THE ARTS SOCIETY ACCREDITED LECTURER

Mr Justin Reay

After officer service in the Royal Navy, Justin entered a long career in business, becoming CEO of a healthcare company, Director of European Cultural and Business Studies for a Japanese executive school at Oxford and Washington DC, and a consultant in management development. Retiring from business in 2001, he lectured and wrote on naval history and, as one of the historians working towards the bicentenary commemoration of the Battle of Trafalgar, Justin was given unprecedented access to the former Admiralty buildings in London. This encouraged him to study the History of Art and Architecture, for which he was awarded the University of Oxford’s Diploma with Distinction. He later completed a doctoral thesis on medieval naval weapons systems with the University of Exeter.

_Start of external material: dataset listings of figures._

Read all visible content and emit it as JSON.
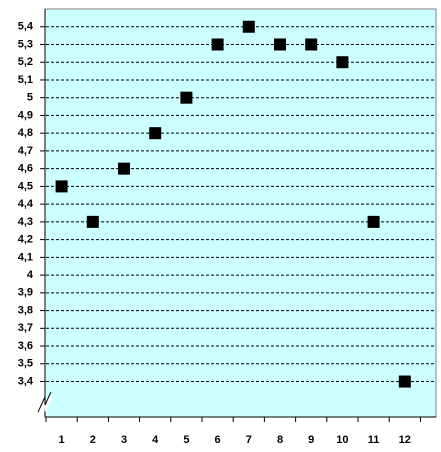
{
  "chart_data": {
    "type": "scatter",
    "categories": [
      "1",
      "2",
      "3",
      "4",
      "5",
      "6",
      "7",
      "8",
      "9",
      "10",
      "11",
      "12"
    ],
    "values": [
      4.5,
      4.3,
      4.6,
      4.8,
      5,
      5.3,
      5.4,
      5.3,
      5.3,
      5.2,
      4.3,
      3.4
    ],
    "color": "#000000",
    "ylim": [
      3.2,
      5.5
    ],
    "yticks": [
      {
        "value": 3.4,
        "label": "3,4"
      },
      {
        "value": 3.5,
        "label": "3,5"
      },
      {
        "value": 3.6,
        "label": "3,6"
      },
      {
        "value": 3.7,
        "label": "3,7"
      },
      {
        "value": 3.8,
        "label": "3,8"
      },
      {
        "value": 3.9,
        "label": "3,9"
      },
      4,
      {
        "value": 4.1,
        "label": "4,1"
      },
      {
        "value": 4.2,
        "label": "4,2"
      },
      {
        "value": 4.3,
        "label": "4,3"
      },
      {
        "value": 4.4,
        "label": "4,4"
      },
      {
        "value": 4.5,
        "label": "4,5"
      },
      {
        "value": 4.6,
        "label": "4,6"
      },
      {
        "value": 4.7,
        "label": "4,7"
      },
      {
        "value": 4.8,
        "label": "4,8"
      },
      {
        "value": 4.9,
        "label": "4,9"
      },
      5,
      {
        "value": 5.1,
        "label": "5,1"
      },
      {
        "value": 5.2,
        "label": "5,2"
      },
      {
        "value": 5.3,
        "label": "5,3"
      },
      {
        "value": 5.4,
        "label": "5,4"
      }
    ],
    "grid": true
  }
}
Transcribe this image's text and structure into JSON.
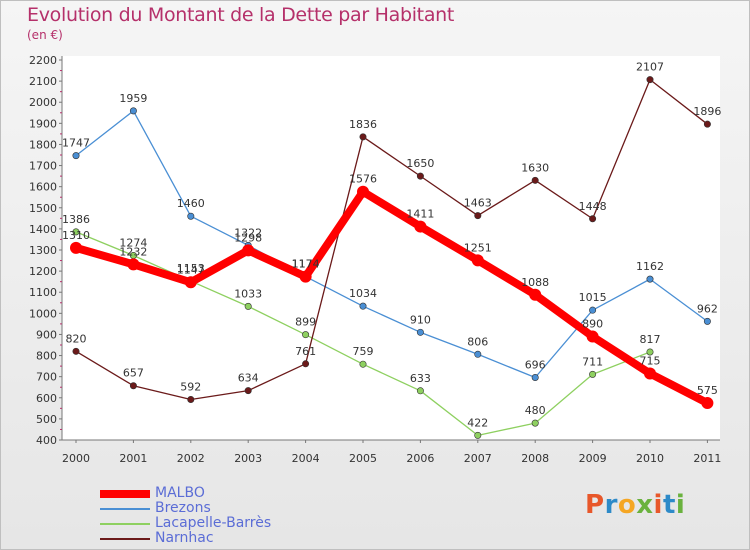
{
  "title": "Evolution du Montant de la Dette par Habitant",
  "subtitle": "(en €)",
  "logo_text": "Proxiti",
  "chart_data": {
    "type": "line",
    "title": "Evolution du Montant de la Dette par Habitant",
    "subtitle": "(en €)",
    "ylim": [
      400,
      2200
    ],
    "yticks": [
      400,
      500,
      600,
      700,
      800,
      900,
      1000,
      1100,
      1200,
      1300,
      1400,
      1500,
      1600,
      1700,
      1800,
      1900,
      2000,
      2100,
      2200
    ],
    "grid": false,
    "legend_position": "bottom-left",
    "x": [
      "2000",
      "2001",
      "2002",
      "2003",
      "2004",
      "2005",
      "2006",
      "2007",
      "2008",
      "2009",
      "2010",
      "2011"
    ],
    "series": [
      {
        "name": "MALBO",
        "color": "#ff0000",
        "values": [
          1310,
          1232,
          1147,
          1298,
          1174,
          1576,
          1411,
          1251,
          1088,
          890,
          715,
          575
        ]
      },
      {
        "name": "Brezons",
        "color": "#4a8fd4",
        "values": [
          1747,
          1959,
          1460,
          1322,
          1174,
          1034,
          910,
          806,
          696,
          1015,
          1162,
          962
        ]
      },
      {
        "name": "Lacapelle-Barrès",
        "color": "#8ed060",
        "values": [
          1386,
          1274,
          1153,
          1033,
          899,
          759,
          633,
          422,
          480,
          711,
          817,
          null
        ]
      },
      {
        "name": "Narnhac",
        "color": "#6b1a1a",
        "values": [
          820,
          657,
          592,
          634,
          761,
          1836,
          1650,
          1463,
          1630,
          1448,
          2107,
          1896
        ]
      }
    ]
  }
}
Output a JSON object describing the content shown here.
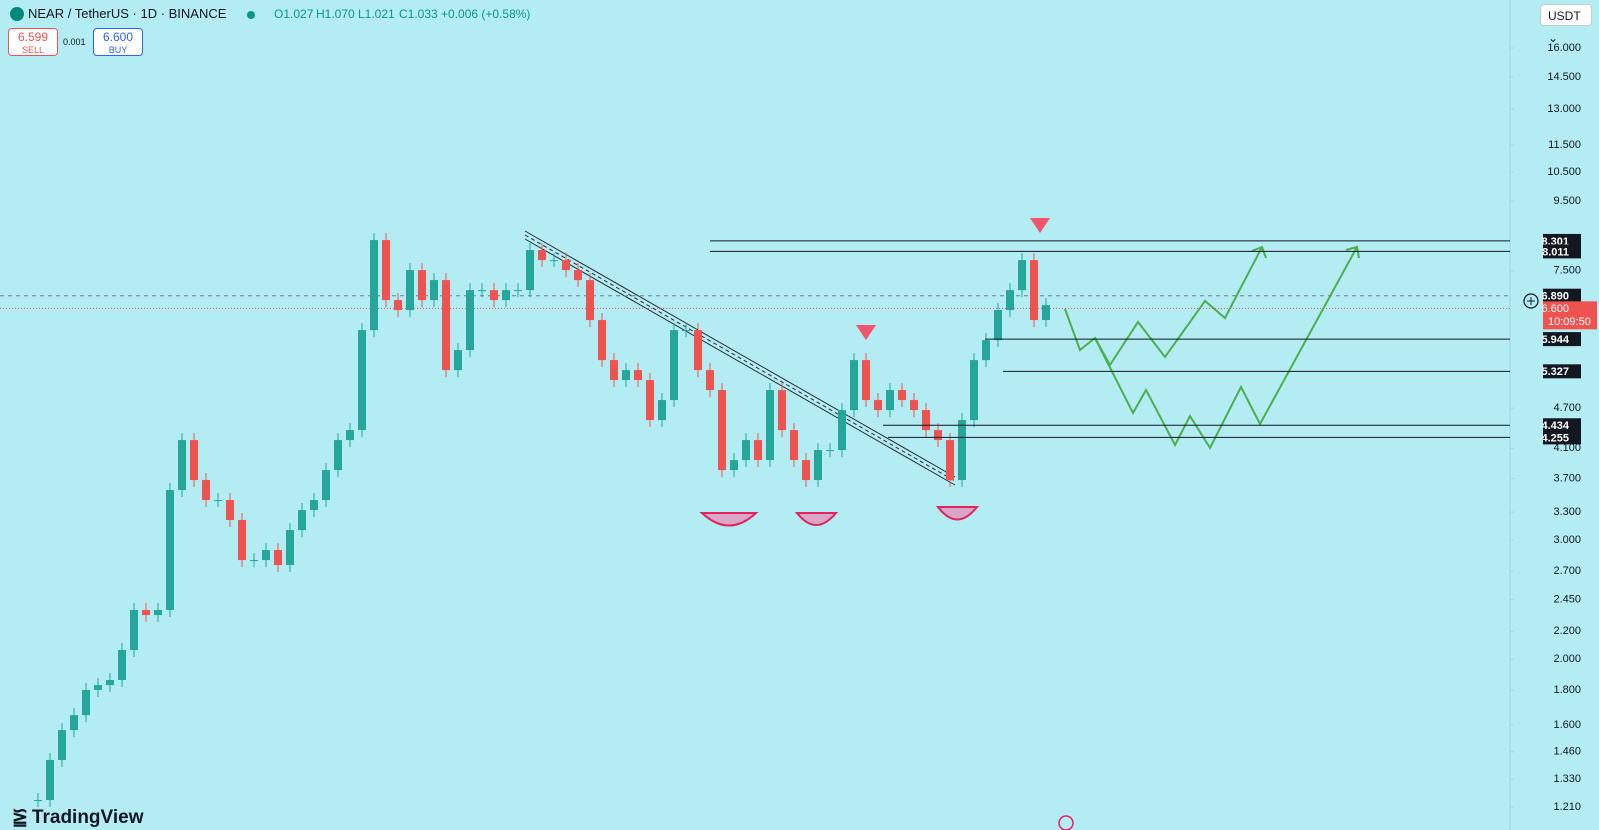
{
  "chart_data": {
    "type": "candlestick",
    "title": "NEAR / TetherUS · 1D · BINANCE",
    "ohlc_legend": [
      "O1.027",
      "H1.070",
      "L1.021",
      "C1.033 +0.006 (+0.58%)"
    ],
    "sell": {
      "price": "6.599",
      "label": "SELL"
    },
    "spread": "0.001",
    "buy": {
      "price": "6.600",
      "label": "BUY"
    },
    "currency": "USDT",
    "brand": "TradingView",
    "log_scale": true,
    "up_color": "#26a69a",
    "down_color": "#ef5350",
    "values": [
      1.239,
      1.42,
      1.572,
      1.654,
      1.802,
      1.832,
      1.864,
      2.064,
      2.365,
      2.325,
      2.365,
      3.557,
      4.216,
      3.68,
      3.438,
      3.438,
      3.212,
      2.803,
      2.803,
      2.9,
      2.756,
      3.104,
      3.323,
      3.438,
      3.807,
      4.216,
      4.362,
      6.129,
      8.325,
      6.788,
      6.561,
      7.517,
      6.788,
      7.265,
      5.349,
      5.726,
      7.022,
      7.022,
      6.788,
      7.022,
      7.022,
      8.047,
      7.777,
      7.777,
      7.517,
      7.265,
      6.342,
      5.534,
      5.171,
      5.349,
      5.171,
      4.513,
      4.831,
      6.129,
      6.129,
      5.349,
      4.998,
      3.807,
      3.939,
      4.216,
      3.939,
      4.998,
      4.362,
      3.939,
      3.68,
      4.075,
      4.075,
      4.669,
      5.534,
      4.831,
      4.669,
      4.998,
      4.831,
      4.669,
      4.362,
      4.216,
      3.68,
      4.513,
      5.534,
      5.924,
      6.561,
      7.022,
      7.777,
      6.342,
      6.673
    ],
    "ylim": [
      1.119,
      18.84
    ],
    "yticks": [
      {
        "value": 16,
        "label": "16.000"
      },
      {
        "value": 14.5,
        "label": "14.500"
      },
      {
        "value": 13,
        "label": "13.000"
      },
      {
        "value": 11.5,
        "label": "11.500"
      },
      {
        "value": 10.5,
        "label": "10.500"
      },
      {
        "value": 9.5,
        "label": "9.500"
      },
      {
        "value": 7.5,
        "label": "7.500"
      },
      {
        "value": 4.7,
        "label": "4.700"
      },
      {
        "value": 4.1,
        "label": "4.100"
      },
      {
        "value": 3.7,
        "label": "3.700"
      },
      {
        "value": 3.3,
        "label": "3.300"
      },
      {
        "value": 3,
        "label": "3.000"
      },
      {
        "value": 2.7,
        "label": "2.700"
      },
      {
        "value": 2.45,
        "label": "2.450"
      },
      {
        "value": 2.2,
        "label": "2.200"
      },
      {
        "value": 2,
        "label": "2.000"
      },
      {
        "value": 1.8,
        "label": "1.800"
      },
      {
        "value": 1.6,
        "label": "1.600"
      },
      {
        "value": 1.46,
        "label": "1.460"
      },
      {
        "value": 1.33,
        "label": "1.330"
      },
      {
        "value": 1.21,
        "label": "1.210"
      }
    ],
    "levels": [
      8.301,
      8.011,
      5.944,
      5.327,
      4.434,
      4.255
    ],
    "crosshair_price": {
      "value": 6.89,
      "label": "6.890"
    },
    "last_price": {
      "value": 6.6,
      "label": "6.600"
    },
    "countdown": "10:09:50"
  }
}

From 2002 he was senior lecturer in post-graduate marketing at Oxford FE College and is a qualified teacher. For six years from 2004 he also delivered courses in the Oxford / UCal Berkeley accredited residential schools. In 2011 he was appointed as tutor in the History of Art and Classical Civilization at leading tutorial colleges in Oxford, and also privately tutors undergraduate and post-graduate art history students.

Formerly a senior academic manager at the Bodleian Library, Justin is a published historian, and among his impending works are an edition of Samuel Pepys’s naval papers in the Bodleian’s collections, and a study of the Admiralty buildings in London. He is frequently engaged as an enrichment speaker on art history for a European cruise line. Justin is a Fellow of the Society of Antiquaries and of the Royal Historical Society, a Governor of the RNLI, a Founder Member of the Grinling Gibbons Society, and a member of The Arts Society Cheltenham.